Taking a breath can also give us time to figure out what we can change, and what we simply must accept (check out the last post on acceptance). Taking a breath may save us from wasting a ton of energy on trying to move a mountain, rather than figuring out how to like where we are, or how to scale the mountain. In the breathing, we can move back into ourselves and listen more keenly to what our real needs and values are.
Of course, sometimes, knowing what our needs and values are doesn’t always impel us to action, and that’s ok, too. I keep thinking of Ingrid Michaelson’s song “Keep Breathing.” She sings ethereally:
The storm is coming, but I don’t mind
People are dying, I close my blinds
All that I know is I’m breathing, now.
Sometimes breathing is enough. Sometimes it’s what we do to hold on when the roller coaster is full tilt and we hadn’t really planned on buying that particular ticket, but there we are, sitting at the front of the train. It’s not that closing her blinds is callous or unfeeling—it’s that sometimes we have to accept that which we cannot change, and all we can do is keep breathing. We just keep breathing until we figure out what’s next. And we do our best.
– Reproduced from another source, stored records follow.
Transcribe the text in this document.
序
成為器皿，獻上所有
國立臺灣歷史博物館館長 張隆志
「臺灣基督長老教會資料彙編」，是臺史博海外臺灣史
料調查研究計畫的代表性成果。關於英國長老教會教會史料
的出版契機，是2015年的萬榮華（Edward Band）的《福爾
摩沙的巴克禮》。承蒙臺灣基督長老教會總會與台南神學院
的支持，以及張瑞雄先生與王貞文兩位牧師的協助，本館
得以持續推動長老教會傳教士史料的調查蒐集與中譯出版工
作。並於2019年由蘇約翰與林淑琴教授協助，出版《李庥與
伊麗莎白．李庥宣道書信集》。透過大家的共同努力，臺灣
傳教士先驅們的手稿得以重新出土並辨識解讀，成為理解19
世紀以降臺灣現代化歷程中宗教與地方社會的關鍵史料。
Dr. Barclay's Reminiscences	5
The breathing isn’t complicated. In fact, we come by it quite naturally. Taking a breath is just taking a moment to take in air through your nose trying to fill your belly, pause, and slowly let it out through your mouth. If you’re tense, you probably can’t and don’t breathe deeply, so don’t force it, because then you’ll hyperventilate and think you’re having a panic attack and then you’ll be doubly miserable. Take in a breath that is comfortable at your current rate of breathing, and just try to imagine each breath getting slightly more drawn out, until you can get your heart rate back down to something manageable. You’ll figure out what comes next. You’ll do your best.